Mais dans le Sud, il n’en va pas si simplement pour les citoyens noirs: les lois “Jim Crow”, parfaitement arbitraires, rendent leur accès au vote pratiquement impossible en leur imposant des interrogatoires faussés, ainsi qu’une taxe que nombre d’entre eux n’ont pas les moyens de payer.
C’est alors que Martin Luther King choisit de mener une lutte déterminée et pacifique contre le bafouement des droits des citoyens américains de peau noire, contre la passivité de Lindon B. Johnson (Tom Wilkinson) et le racisme assumé de Georges Wallace, le gouverneur de l’Alabama (Tim Roth).
Le 7 mars 1965, 600 manifestants pour le droit de vote des Afros-Américains se mettent en marche depuis Selma. Dans cette ville d’Alabama, seul 1% de la population noire (qui représente pourtant plus de la moitié des habitants locaux) est inscrite sur les listes de votes. Leur but est d’atteindre Montgomery, capitale de l’Etat.
Mais de l’autre côté du pont qui mène à la ville, ce sont des centaines de policiers qui attendent ces hommes et femmes venus lutter pour leurs droits civiques, avant de fondre sur eux, armés de matraques et de gaz lacrimogène. Le nombre de blessés donnera à cette journée historique le nom de “Bloody Sunday”.
C’est sur ces évènements fondamentaux qui ont marqué l’Histoire universelle que revient la réalisatrice Afro-Américaine Ava Marie DuVernay, qui avait notamment réalisé “Middle of Nowhere” en 2012 pour lequel elle avait remporté le prix de la Meilleure Réalisatrice au Festival de Sundance, devenant la première réalisatrice de couleur à remporter ce prix.
Elle donne le rôle de Martin Luther King à David Oyelowo (“Interstellar”, “The Last King of Scotland”) qui parvient à retranscrire la dignité et la ferme résolution du grand homme.
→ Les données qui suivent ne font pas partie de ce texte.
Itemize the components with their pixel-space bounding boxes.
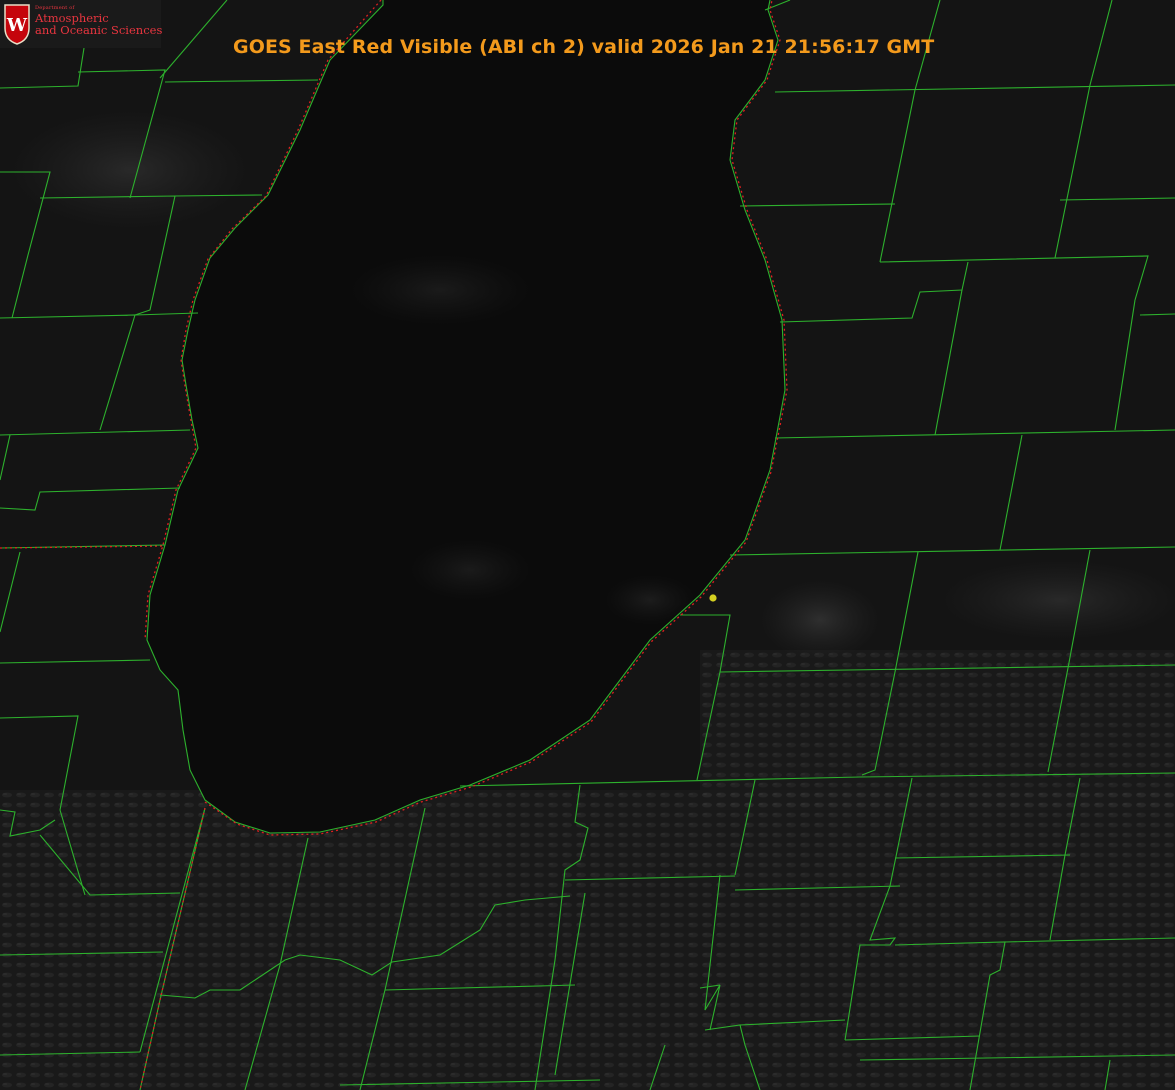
satellite-map bbox=[0, 0, 1175, 1090]
crest-letter: W bbox=[6, 15, 28, 36]
lake-cloud-1 bbox=[350, 255, 530, 325]
image-title: GOES East Red Visible (ABI ch 2) valid 2… bbox=[233, 36, 935, 58]
cloud-patch-e bbox=[760, 580, 880, 660]
logo-line-2: and Oceanic Sciences bbox=[35, 22, 163, 37]
lake-cloud-3 bbox=[605, 575, 695, 625]
satellite-map-viewport: W Department of Atmospheric and Oceanic … bbox=[0, 0, 1175, 1090]
lake-cloud-2 bbox=[410, 540, 530, 600]
uw-aos-logo[interactable]: W Department of Atmospheric and Oceanic … bbox=[0, 0, 162, 48]
uw-crest-icon: W bbox=[4, 4, 30, 45]
location-marker[interactable] bbox=[709, 594, 717, 602]
cloud-patch-se bbox=[940, 560, 1175, 640]
cloud-texture-southeast bbox=[700, 650, 1175, 810]
cloud-texture-south bbox=[0, 790, 1175, 1090]
cloud-patch-nw bbox=[10, 110, 250, 230]
logo-text: Department of Atmospheric and Oceanic Sc… bbox=[35, 6, 162, 36]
Si sa diction particulière est parfois un rien guindée, nous adhérons à la fougue des discours qui écrivirent l’Histoire.
C’est là ce qu’est avant tout Selma: un cours d’Histoire qui nous permet de nous replonger dans ces événements terribles et fondamentaux, qu’il ne faut avoir de cesse de raconter aux générations futures, pour ne jamais oublier ce qui constitue les piliers de notre société, ce qui est encore bien trop souvent bafoué et foulé aux pieds.
Selma est un film sur la dignité humaine, sur le droit de l’homme à être libre, et à vivre dans l’égalité, et le respect de l’autre.
De facture classique, c’est par ce qu’il retranscrit de l’Homme et de son Histoire, bien davantage que par sa réalisation elle-même, qu’il nous touche, nous choque, nous révolte et nous marque.
La palette chromatique de la photographie alterne entre des tons caramels, ocres, chocolat, lorsque Martin Luther King et les siens se rassemblent et mettent sur pied leur stratégie pacifique et digne, la lutte déterminée pour laquelle ils sont prêts à laisser leur vie. Le constraste est cinglant d’avec la lumière aveuglante et blanche de la rue, lorsque tous se rassemblent pour marcher avec calme et courage face à ceux qui les considèrent comme des non-hommes, face à ceux qui veulent leur interdire de vivre.
Un film à montrer à nos enfants et aux prochaines générations pour ne jamais oublier mais continuer de dénoncer.